URL/Website content extraction #373

Open nkidambi opened 9 months ago

nkidambi commented 9 months ago

Feature request Many federal customers have public documents (PDFs) and websites (including FAQs) that they would like to search using Info-Assistant.

Additional Details Support crawling and extracting content from URL/website with recursion up to a certain configurable depth. Also provide support for filtering out certain URLs like forms, pages that call APIs (like office locator and such) and/or certain domains.

dmitri012 commented 9 months ago

Document loading I can solve my self by uploading files to appropriate blob container. Website content extraction needs more specification about supported formats (html, txt, json, etc). Ideally is to provide ready scraper script/function. I my case I have access to database and can extract content via SQL queries, but supported output format is not clear yet.

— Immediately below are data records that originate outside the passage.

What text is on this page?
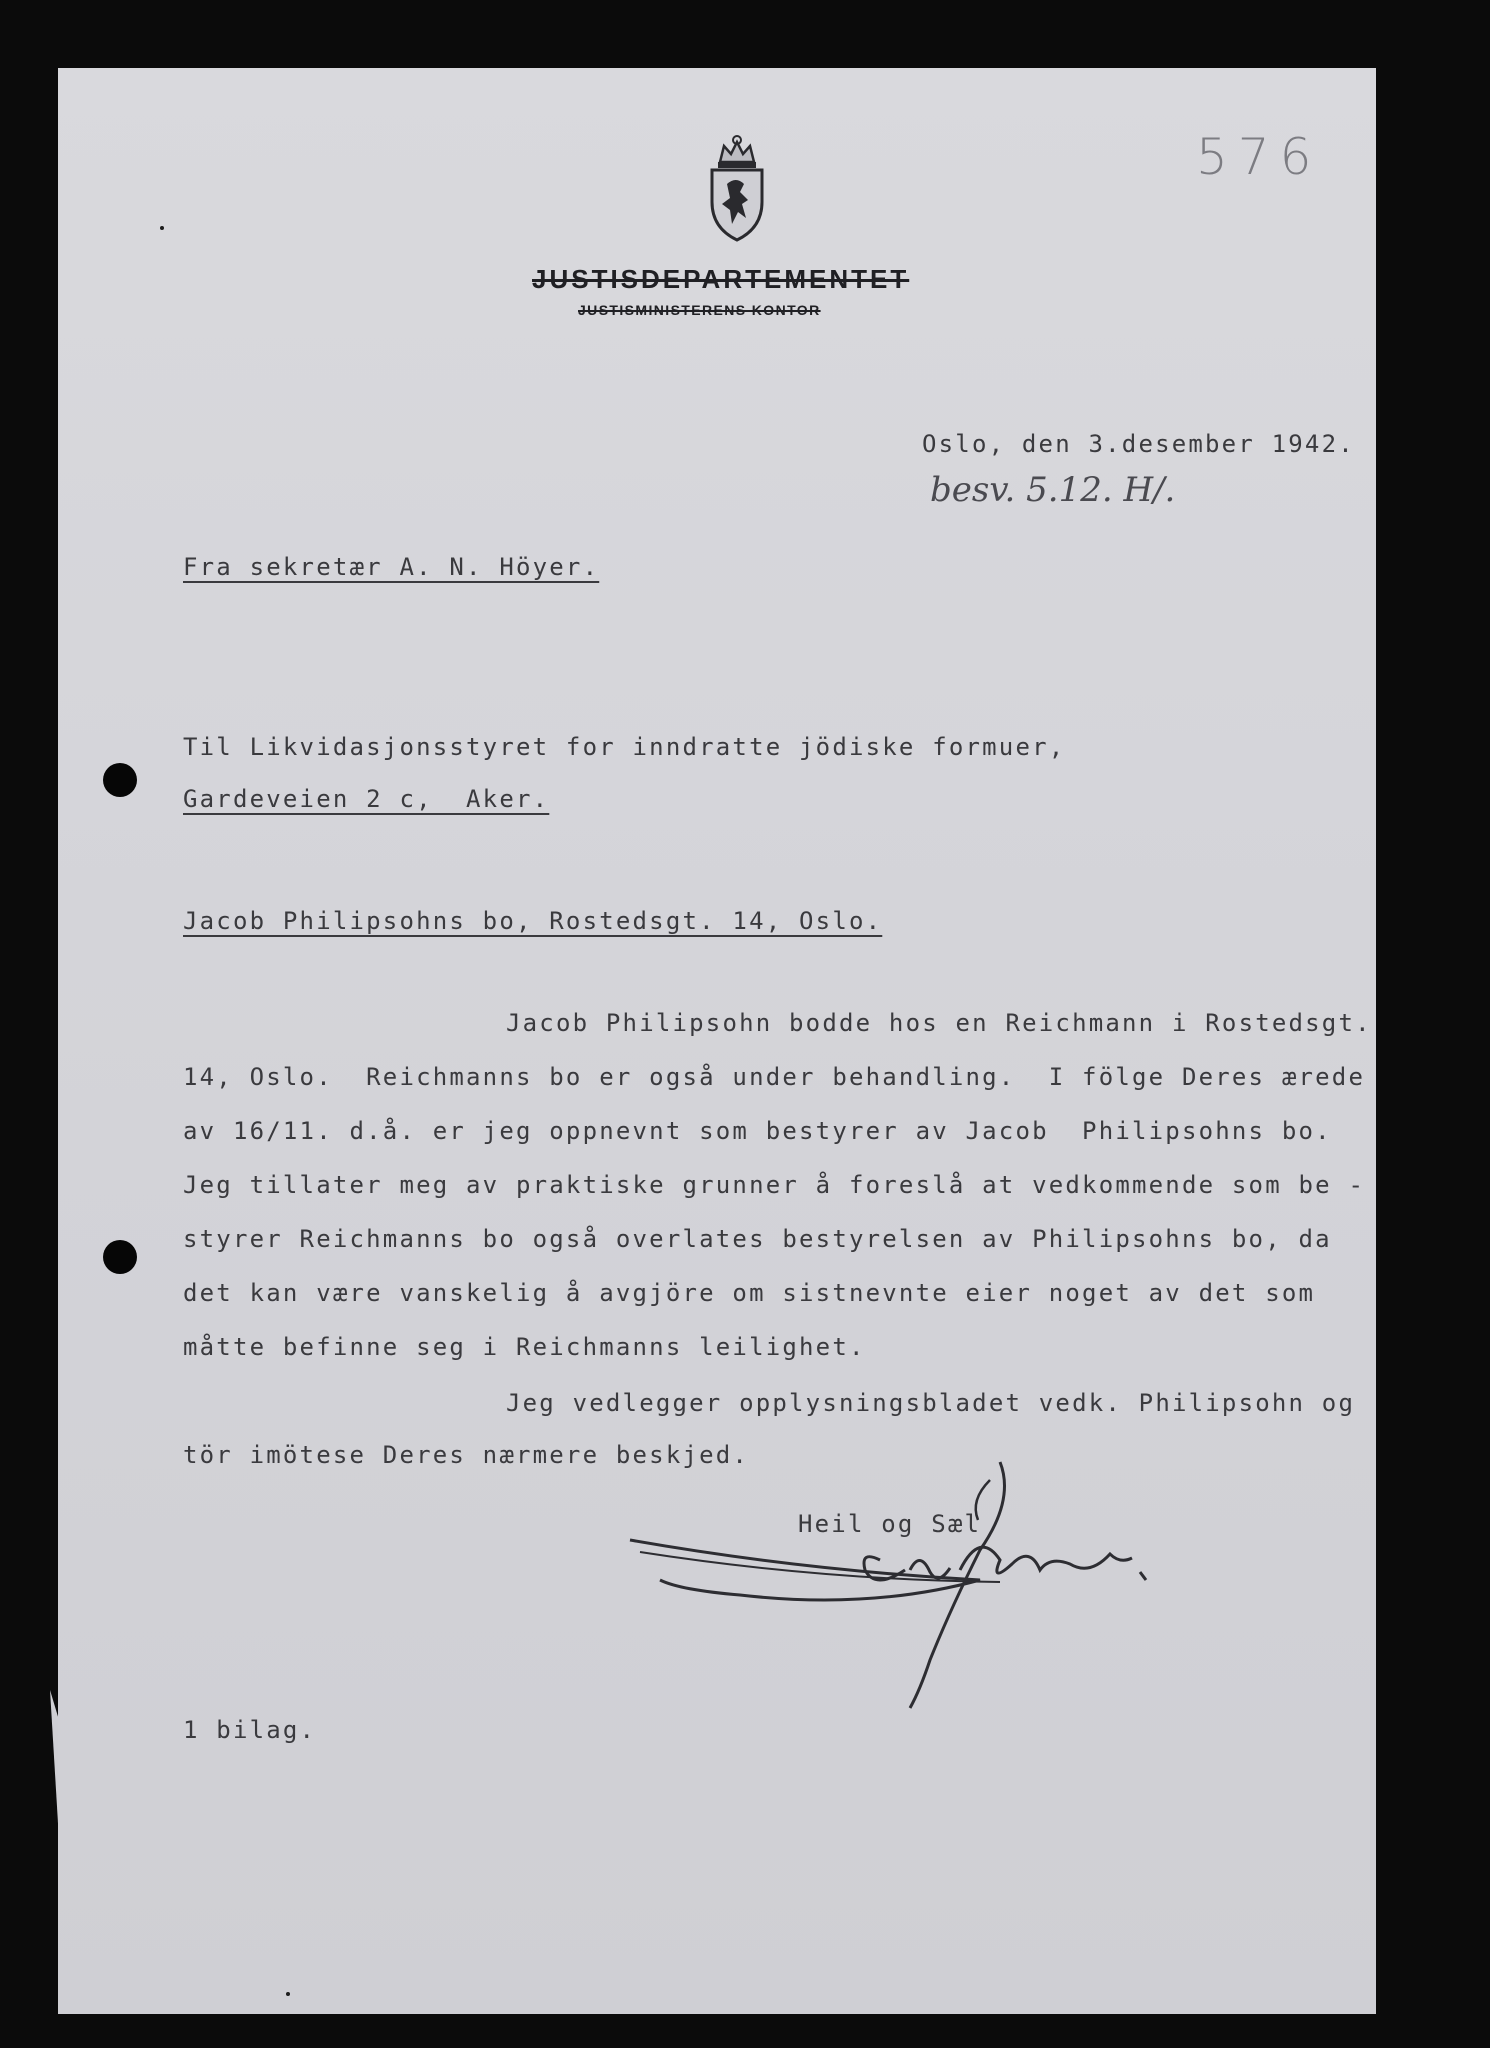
JUSTISDEPARTEMENTET
JUSTISMINISTERENS KONTOR
576
Oslo, den 3.desember 1942.
besv. 5.12. H/.
Fra sekretær A. N. Höyer.
Til Likvidasjonsstyret for inndratte jödiske formuer,
Gardeveien 2 c,  Aker.
Jacob Philipsohns bo, Rostedsgt. 14, Oslo.
Jacob Philipsohn bodde hos en Reichmann i Rostedsgt.
14, Oslo.  Reichmanns bo er også under behandling.  I fölge Deres ærede
av 16/11. d.å. er jeg oppnevnt som bestyrer av Jacob  Philipsohns bo.
Jeg tillater meg av praktiske grunner å foreslå at vedkommende som be -
styrer Reichmanns bo også overlates bestyrelsen av Philipsohns bo, da
det kan være vanskelig å avgjöre om sistnevnte eier noget av det som
måtte befinne seg i Reichmanns leilighet.
Jeg vedlegger opplysningsbladet vedk. Philipsohn og
tör imötese Deres nærmere beskjed.
Heil og Sæl
1 bilag.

dayland commented 8 months ago

@dmitri012, the supported document formats are available at https://github.com/microsoft/PubSec-Info-Assistant/blob/main/docs/features/features.md#supported-document-types

jdnuckolls commented 4 months ago

I'd really like to see this take priority as it is a requirement of just about every customer my team works with. Usually when we tell them this feature is not available in this repo, they use a different repo that already has this feature and they mis out on all the great work that has gone into this repo.